August 8, 1990
Developments have been mixed to somewhat soft in the Second District economy since the last report. On the positive side, District unemployment rates have remained below the national average. Retailers have had varied sales results. Despite a decided pickup in office leasing activity, vacancy rates in Manhattan have moved somewhat higher and homebuilding activity has weakened in much of the District. Based on a survey of small and medium-sized banks, demand for both residential and commercial real estate loans is weaker than a year ago.
Consumer Spending
The pattern of District department store sales was mixed in recent
weeks. Some contacts reported that sales were well below plan but
results at other chains met expectations. Moreover, sales in Buffalo
and some other upstate areas are reportedly being bolstered by an
influx of Canadian buyers.
During June, over-the-year changes in sales ranged from -7.3 percent to +7.4 percent. Some New York City retailers with disappointing results expressed concern that the local economy may be in a downturn and were not optimistic about any near-term improvement. One cited the continuing layoffs at banks and brokerage firms, the disarray in the retail industry, and the weak real estate market as major factors in the slowdown.
Sales of home furnishings and men's apparel were most frequently cited as weak, while over-the-year gains in some types of women's apparel were widespread. Inventories remain satisfactory due primarily to careful monitoring. Some stores in bankruptcy or with substantial debt noted an improvement in their level of stocks due to less reluctance on the part of manufacturers to supply them. In Manhattan the space vacated on Fifth Avenue by a recently failed chain has just been leased by the largest department store company in France.

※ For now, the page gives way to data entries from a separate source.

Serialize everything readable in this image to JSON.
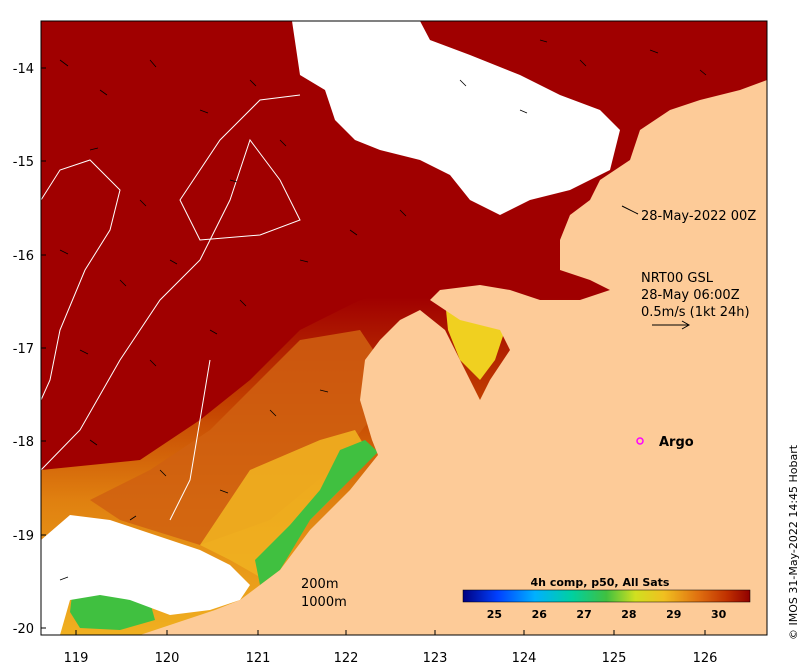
{
  "axes": {
    "x_ticks": [
      "119",
      "120",
      "121",
      "122",
      "123",
      "124",
      "125",
      "126"
    ],
    "y_ticks": [
      "-14",
      "-15",
      "-16",
      "-17",
      "-18",
      "-19",
      "-20"
    ]
  },
  "annotations": {
    "argo_time": "28-May-2022 00Z",
    "current_source": "NRT00 GSL",
    "current_time": "28-May 06:00Z",
    "current_scale": "0.5m/s (1kt 24h)",
    "argo_label": "Argo",
    "contour_200": "200m",
    "contour_1000": "1000m"
  },
  "colorbar": {
    "title": "4h comp, p50, All Sats",
    "ticks": [
      "25",
      "26",
      "27",
      "28",
      "29",
      "30"
    ],
    "min": 24.3,
    "max": 30.7
  },
  "credit": "© IMOS 31-May-2022 14:45 Hobart",
  "colors": {
    "land": "#fdcb98",
    "cloud": "#ffffff",
    "sst_hot": "#a00000",
    "sst_warm": "#c84000",
    "sst_mid": "#e88010",
    "sst_cool": "#f0c020",
    "sst_green": "#40c040",
    "argo": "#ff00ff"
  }
}
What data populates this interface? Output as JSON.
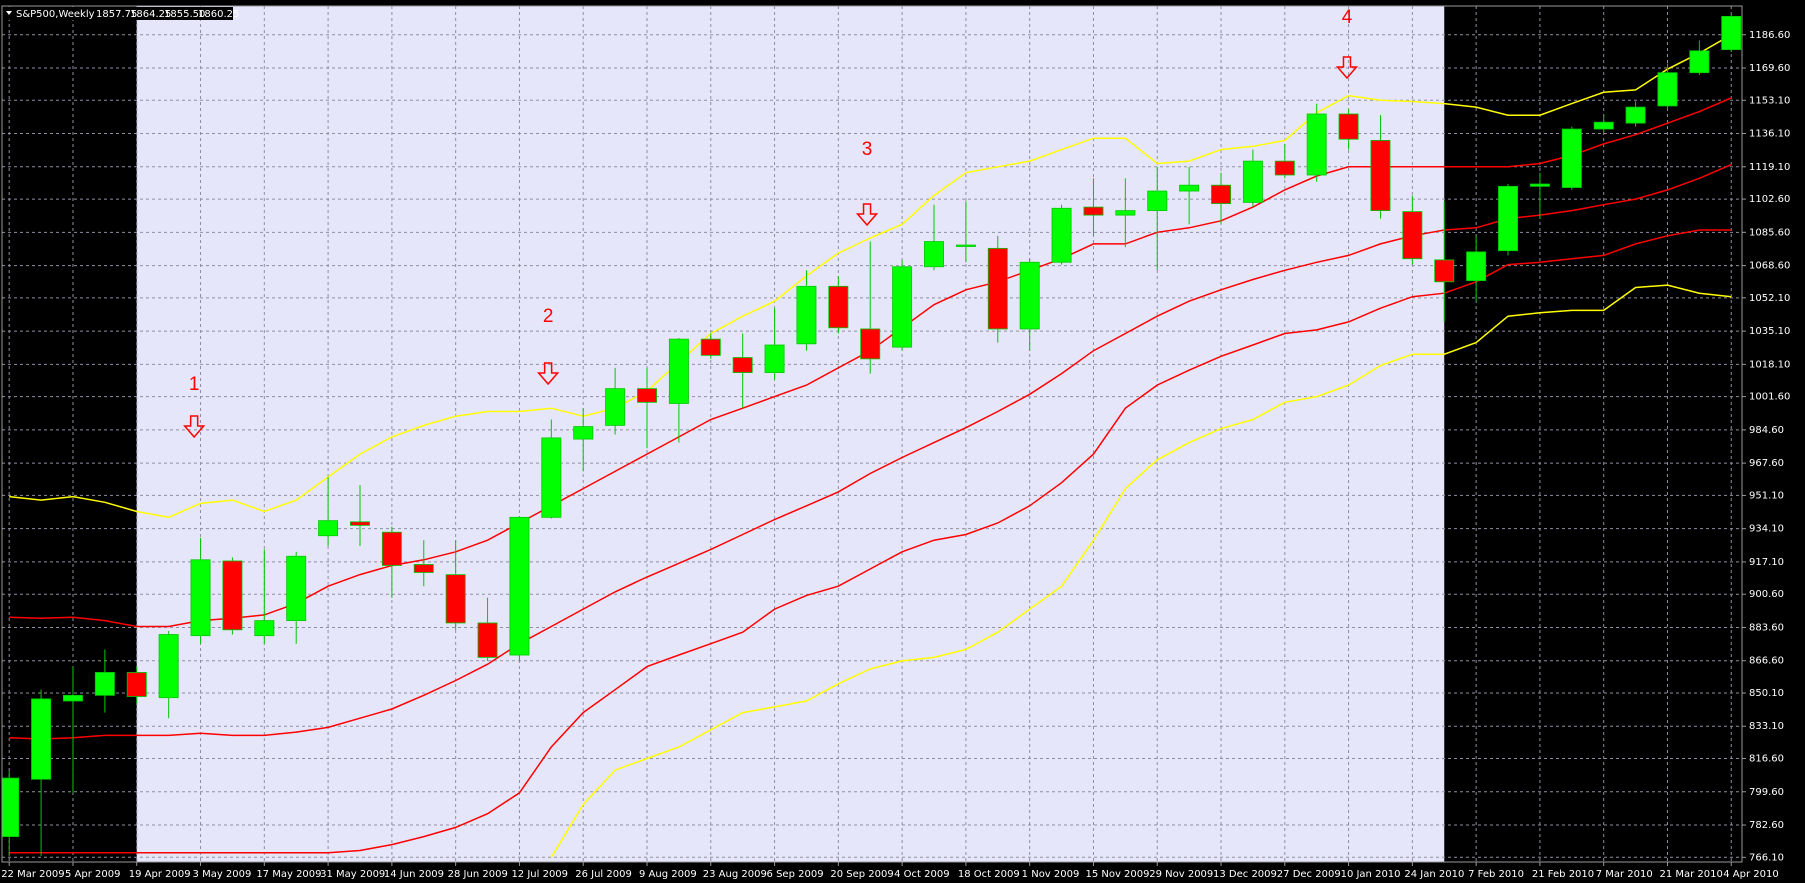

Residential Construction and Real Estate
Homebuilding activity in the Second District weakened somewhat
further in recent weeks. Upstate New York areas where the pace of
construction had previously remained strong are now reporting a
slowdown and the New York metropolitan area and northern New Jersey
showed no improvement. While the shortage of credit for acquisition
and construction loans appears to be spreading, several respondents
stated that the continuing glut of homes for resale is also a major
deterrent to new construction. Prices on resale homes have declined
but apparently are still unacceptably high in many cases. Demand for
lower priced, "affordable" housing remains strong however, though
the available supply is limited.
Despite a decided pickup in office leasing activity during recent weeks, in part because of declining rents and other concessions, vacancy rates in both midtown and downtown Manhattan moved somewhat higher primarily as a result of a continuing contraction by financial service firms and the relocation of some companies to other areas. Elsewhere in the District, vacancy rates have recently declined in Fairfield County and have stabilized in Westchester County and northern New Jersey as a result of strong leasing activity and a slowdown in new office completions. Since few new office projects are being proposed given the more than ample supply of space in the District, a shortage of credit seems to be less of a problem in this market than among homebuilders.
Other Business Activity
District unemployment rates in June were unchanged from May and
remained somewhat below the national average. New Jersey's rate was
4.8 percent and New York State's 5.1 percent. The employment
situation is even stronger in western New York where the
unemployment rate declined in May to 4.6 percent in Buffalo and 3.6
percent in Rochester. However, two recent announcements cast a cloud
on the employment outlook. Fisher-Price Toys plans to close a
Buffalo area plant by the beginning of November, eliminating more
than 700 jobs. In addition, Maxwell House plans to close its coffee-
processing plant in Hoboken, New Jersey, that city's largest
industrial employer with 600 workers.
The June Rochester purchasing managers' survey described local conditions as stable. With regard to the outlook, 47 percent of respondents expect conditions to improve over the next three months compared with only 9 percent in June 1989. In Buffalo the percentage of purchasing managers reporting a rise in output increased while the percentage of firms with higher new orders showed little change from May.
Financial Developments
Based on a survey of small and medium-sized banks in the Second
District, demand for both residential and commercial real estate
loans is weaker than a year ago. Two bankers stated that local real
estate prices are inflated and that the market is currently
undergoing an adjustment. With regard to supply, a majority of
bankers characterized their real estate lending practices as tighter
than three months ago. Although only two had changed their
qualifications for accepting loans, many are placing more scrutiny
on existing qualification requirements. In particular, several banks
are evaluating property appraisals more carefully and one banker
reported placing an increased emphasis on the cash flow and net
worth of borrowers. Only two bankers have lowered their maximum
loan-to-value ratio, and none of those surveyed had changed the
spread between the interest rate they charge on real estate loans
and their benchmark rate. Three bankers reported declines in real
estate loans as a share of all loans at their institutions. One
mentioned that his bank had increased its advertising for consumer
installment lending, hoping that it will be a safer market in which
to make loans. Several bankers noted that an oversupply of
commercial and residential development has led to an increase in
both commercial and residential vacancy rates over the past year and
that real estate prices have fallen as well. Two bankers stated that
the drop in prices may result in a leveling off or perhaps a slight
increase in real estate loan demand over the next year.